Lack of sleep? Check. Bags under my eyes? Check. Sanity? Still searching for it. These past few weeks have been the busiest and most overwhelming of my life. Don’t get me wrong, I am so blessed to be on this journey and I appreciate the chances I have been given. But at the same time, the constant inconsistency is quickly burning me out.
Once again I have to write about how different village life is than life in Jersey. At the average school, teachers are able to simply focus on teaching and the craziness that comes with that job. Here however teachers have to take on what seems like a million other jobs or tasks in addition to our class-work. Some days we have a cook, and some days we don’t. Our cleaning woman picks and chooses when she will come in. Our bus driver seems to change on a daily basis, and I am constantly wondering who will be taking the kids home or picking them up each day. Don’t even get me started on running the school generator..
There’s a quote that says something along the lines of “don’t worry if plan “a” doesn’t work because there’s 25 other letters in the alphabet”. Well I’ve quickly learned that by the time school starts each day that we will usually be on plan K or L. It truly hurts my brain to think of the ways each day could quickly turn south. I was convinced that my brain would have turned to mush by the end of this week. Insert Kasie saving my sanity here.

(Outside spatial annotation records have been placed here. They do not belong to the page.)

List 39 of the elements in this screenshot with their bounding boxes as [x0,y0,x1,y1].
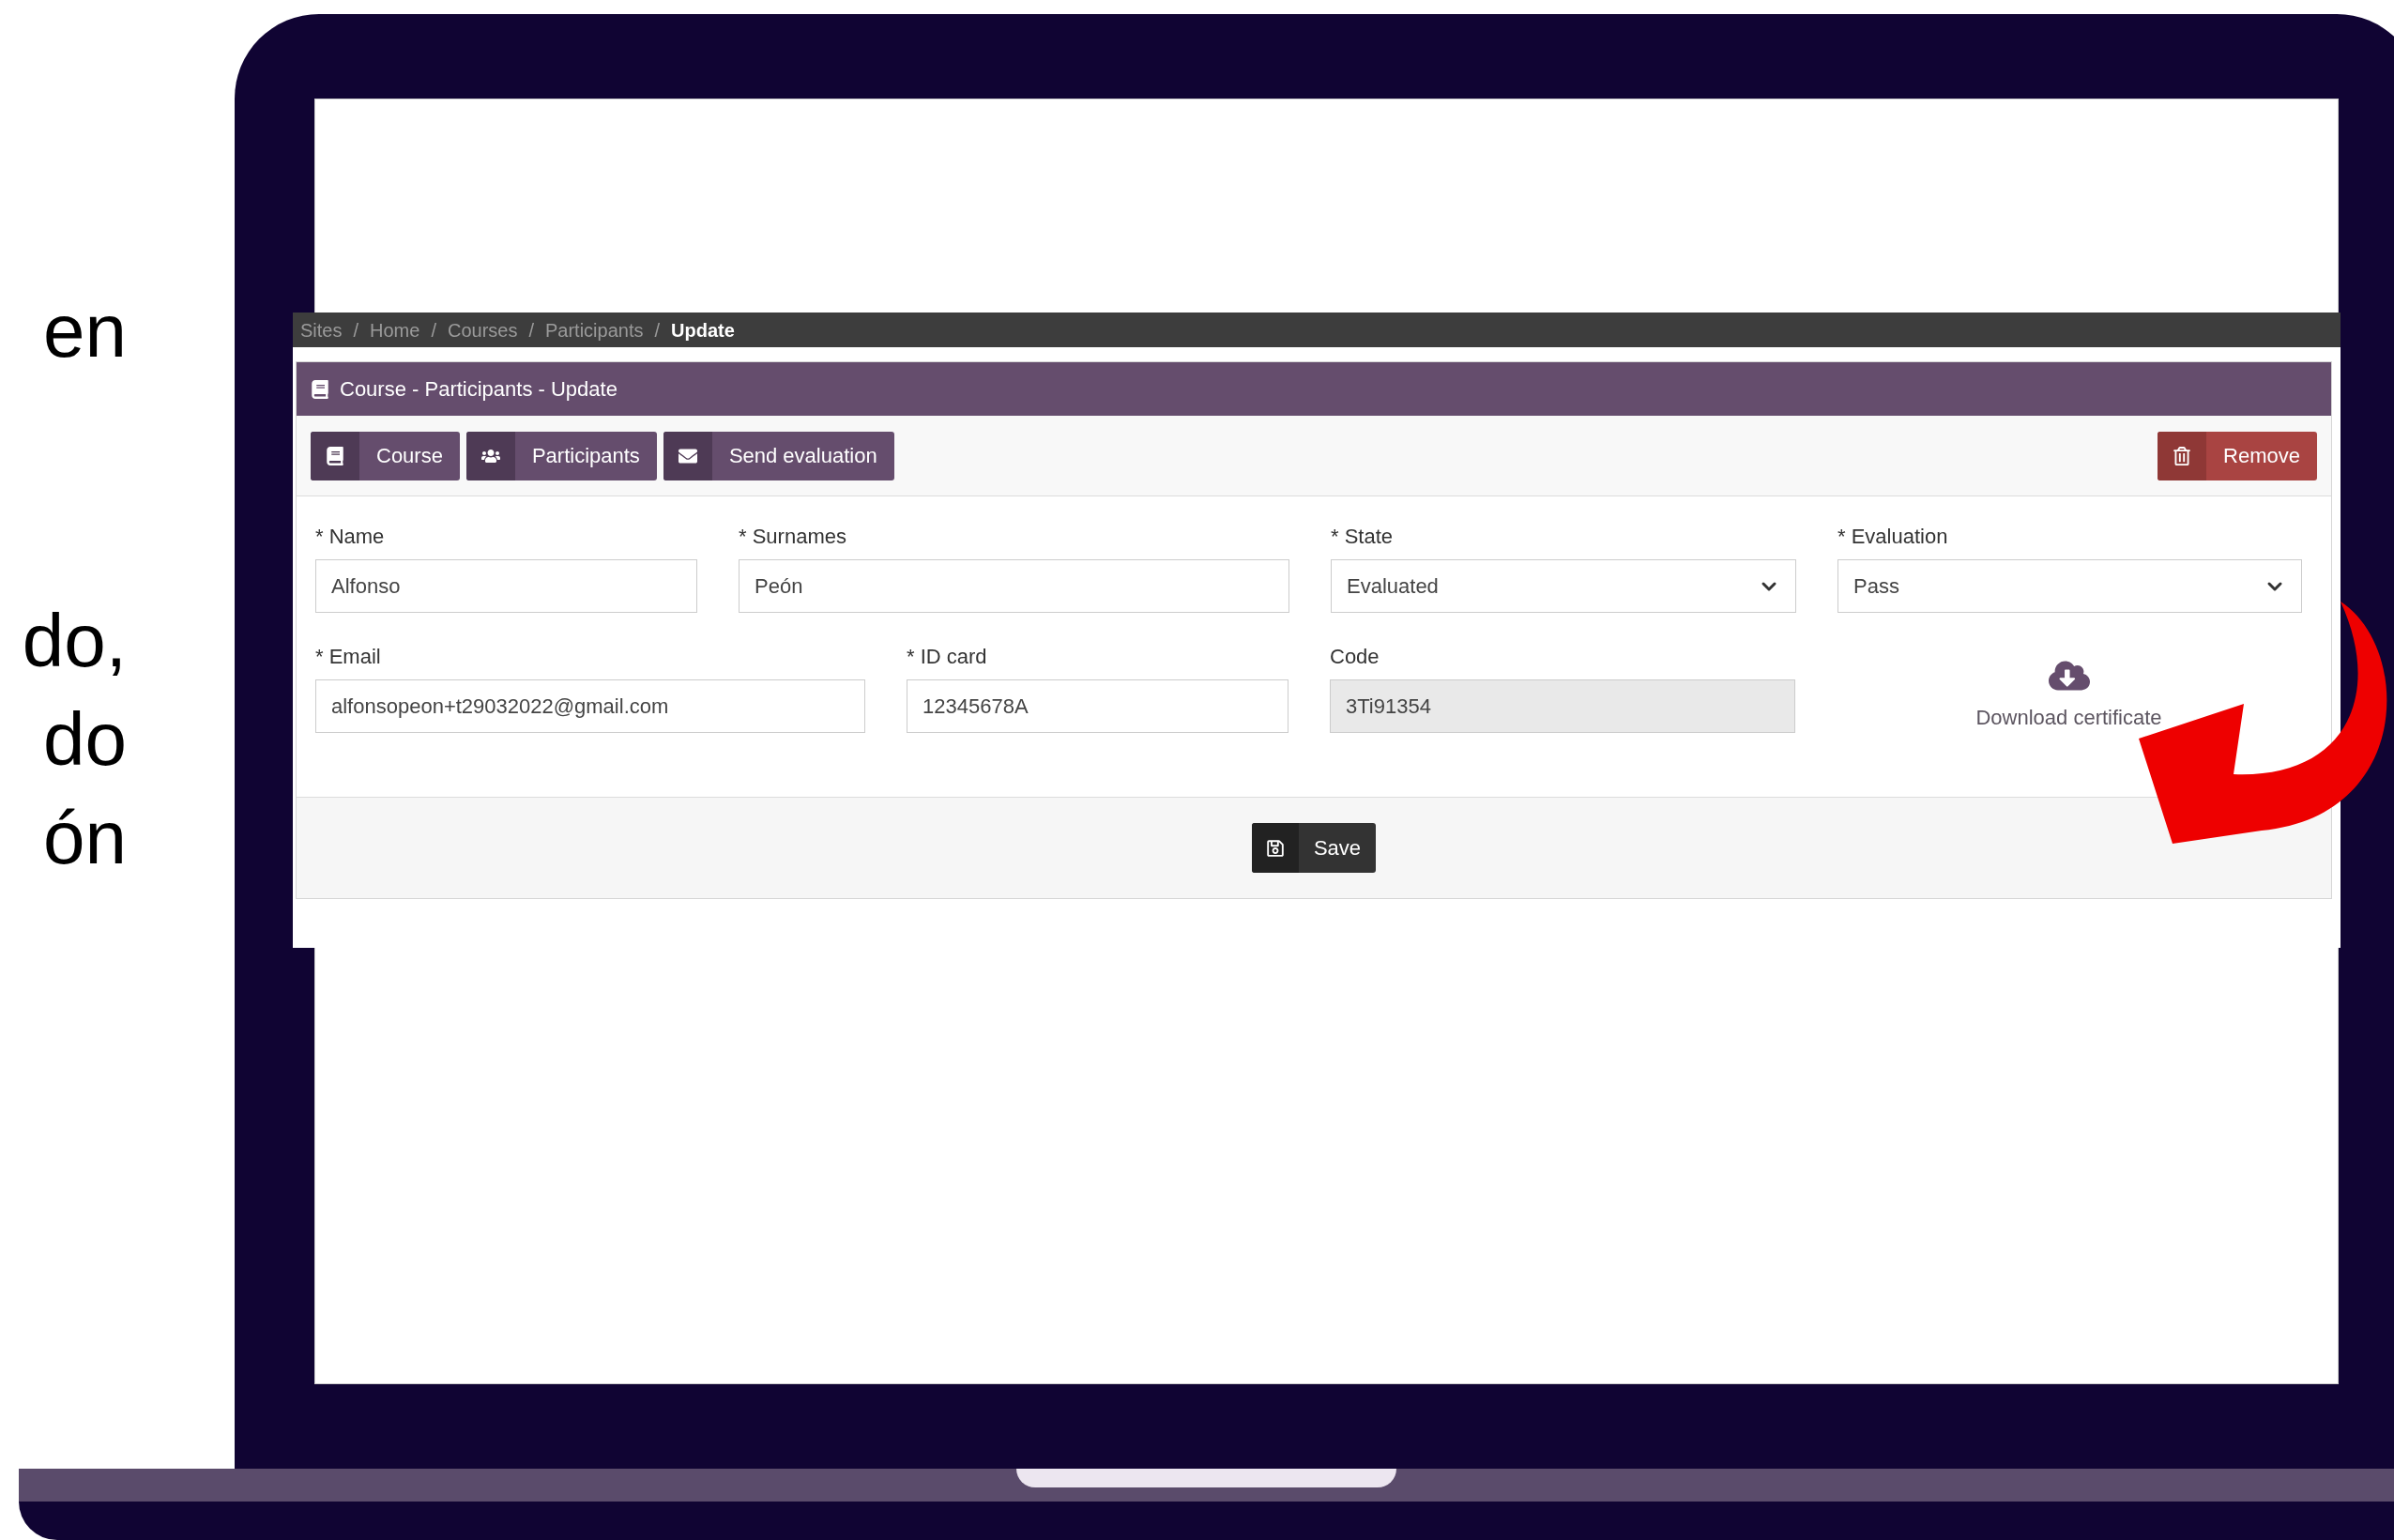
breadcrumb-link[interactable]: Home [370,315,420,344]
book-icon [326,446,344,465]
field-label: Code [1330,644,1380,670]
download-certificate-link[interactable]: Download certificate [1975,701,2162,733]
select-value: Pass [1853,573,1899,600]
save-button[interactable]: Save [1251,823,1377,873]
breadcrumb-separator: / [353,318,359,343]
toolbar-button[interactable]: Send evaluation [663,431,894,480]
breadcrumb-separator: / [654,318,661,343]
side-text: do, [22,598,127,684]
input-field[interactable]: 12345678A [907,679,1288,733]
field-label: * Name [315,524,386,550]
field-label: * Surnames [739,524,847,550]
trash-icon [2173,446,2192,465]
field-label: * Email [315,644,382,670]
input-field: 3Ti91354 [1330,679,1795,733]
breadcrumb-separator: / [431,318,436,343]
field-label: * ID card [907,644,988,670]
book-icon [312,379,328,399]
field-label: * State [1331,524,1395,550]
breadcrumb-link[interactable]: Participants [545,315,644,344]
side-text: en [43,288,127,374]
toolbar-button[interactable]: Course [311,431,460,480]
select-field[interactable]: Pass [1837,559,2302,613]
input-field[interactable]: Peón [739,559,1289,613]
breadcrumb-separator: / [528,318,534,343]
side-text: do [43,696,127,783]
toolbar-button[interactable]: Remove [2158,431,2317,480]
breadcrumb-link[interactable]: Sites [300,315,343,344]
breadcrumb-link[interactable]: Courses [447,315,518,344]
field-label: * Evaluation [1837,524,1949,550]
toolbar-button[interactable]: Participants [465,431,657,480]
panel-title: Course - Participants - Update [340,376,618,403]
input-field[interactable]: Alfonso [315,559,697,613]
select-field[interactable]: Evaluated [1331,559,1796,613]
input-field[interactable]: alfonsopeon+t29032022@gmail.com [315,679,865,733]
select-value: Evaluated [1347,573,1439,600]
breadcrumb-link[interactable]: Update [671,315,735,344]
side-text: ón [43,795,127,881]
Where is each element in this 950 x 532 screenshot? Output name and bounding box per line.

Kasie arrived Tuesday this week, and I truly can say that if she hadn’t shown up when she did that I might be curled up in a corner somewhere. My mind has just about reached the breaking point, but having a visitor has been a great help. Not only has Kasie been helping get my older students organized and on track, but she is a great running partner, and has helped me get away from school a bit this week. She’s also taught me how to bead (post and pictures to follow) which has been an amazing stress reliever. While my brain is still on overdrive, having Kasie here has slowed down the chaos for a bit. I’m planning to sabotage her leaving  so she is always with me (let’s hope she doesn’t read this post before I execute my plan).